It shows just how much high-powered money there is in the system.
In their program to maintain a low currency value, China has purchased dollars from its exporters with newly created cash.
All this cash is now in the system.
The only way to cool lending is to increase the reserve's banks must keep in their vaults.
The important point here is the Fed might choose the same tactic here in the US.
* * * * * J B K * * * * *
San Francisco
By JOE McDONALD, AP Business Writer Joe Mcdonald, Ap Business Writer – Fri Feb 12, 6:49 am ET
BEIJING – China ordered banks Friday to increase reserves for a second time in a month to cool a credit boom without resorting to interest rate hikes that might derail a recovery in the world's third-largest economy.
Chinese leaders worry that a stimulus-driven torrent of lending is fueling a dangerous bubble in stock and real estate prices.

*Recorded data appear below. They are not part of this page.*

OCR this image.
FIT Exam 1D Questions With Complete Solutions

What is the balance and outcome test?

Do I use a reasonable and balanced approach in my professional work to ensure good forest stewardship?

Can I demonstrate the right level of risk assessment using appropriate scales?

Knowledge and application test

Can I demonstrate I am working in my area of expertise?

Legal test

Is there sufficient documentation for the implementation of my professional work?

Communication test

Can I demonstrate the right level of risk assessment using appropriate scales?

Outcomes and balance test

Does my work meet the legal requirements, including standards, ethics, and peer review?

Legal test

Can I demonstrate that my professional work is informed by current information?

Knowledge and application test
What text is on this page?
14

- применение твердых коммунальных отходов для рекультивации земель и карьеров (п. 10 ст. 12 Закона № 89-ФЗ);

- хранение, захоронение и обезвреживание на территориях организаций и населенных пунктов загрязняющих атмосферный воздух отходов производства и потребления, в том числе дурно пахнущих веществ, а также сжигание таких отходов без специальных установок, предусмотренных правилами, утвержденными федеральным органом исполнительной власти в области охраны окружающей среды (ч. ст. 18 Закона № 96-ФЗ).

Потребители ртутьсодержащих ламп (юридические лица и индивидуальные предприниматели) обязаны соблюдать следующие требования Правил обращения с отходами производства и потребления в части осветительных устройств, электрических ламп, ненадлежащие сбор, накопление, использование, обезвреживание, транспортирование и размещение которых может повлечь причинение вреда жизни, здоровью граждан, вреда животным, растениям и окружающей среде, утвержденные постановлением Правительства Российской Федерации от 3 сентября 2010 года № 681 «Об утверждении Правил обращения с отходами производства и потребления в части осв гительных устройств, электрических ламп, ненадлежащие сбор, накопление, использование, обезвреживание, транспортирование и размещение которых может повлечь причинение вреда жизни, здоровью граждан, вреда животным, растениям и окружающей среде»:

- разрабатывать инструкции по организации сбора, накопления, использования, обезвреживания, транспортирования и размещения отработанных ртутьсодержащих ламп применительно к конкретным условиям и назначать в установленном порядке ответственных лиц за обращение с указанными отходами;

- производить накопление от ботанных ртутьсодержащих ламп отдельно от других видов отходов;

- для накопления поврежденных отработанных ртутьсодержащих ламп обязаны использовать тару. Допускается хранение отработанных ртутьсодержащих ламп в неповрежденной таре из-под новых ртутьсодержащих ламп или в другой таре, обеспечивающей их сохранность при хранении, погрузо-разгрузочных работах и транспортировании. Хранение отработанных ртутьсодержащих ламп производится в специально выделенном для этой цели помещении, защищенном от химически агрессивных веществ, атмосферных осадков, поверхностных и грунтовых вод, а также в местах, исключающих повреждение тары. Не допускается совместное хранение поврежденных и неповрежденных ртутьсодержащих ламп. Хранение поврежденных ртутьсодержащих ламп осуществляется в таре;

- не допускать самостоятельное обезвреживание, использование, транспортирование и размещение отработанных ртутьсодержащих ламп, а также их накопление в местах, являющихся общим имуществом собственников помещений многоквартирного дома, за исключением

They also are concerned that the flood of money surging through the economy is adding to inflation.
Beijing declared China had emerged from the global crisis after economic growth rebounded to 10.7 percent in the final quarter of 2009. But authorities say the global outlook is still uncertain, and analysts expect them to try to avoid rate hikes even as they start winding down their stimulus.
Banks were ordered Friday to increase reserves by half a percentage point — to 16.5 percent for large lenders and to 14.5 percent for smaller institutions. Rural lenders that serve farmers were exempted to guarantee adequate credit for agriculture.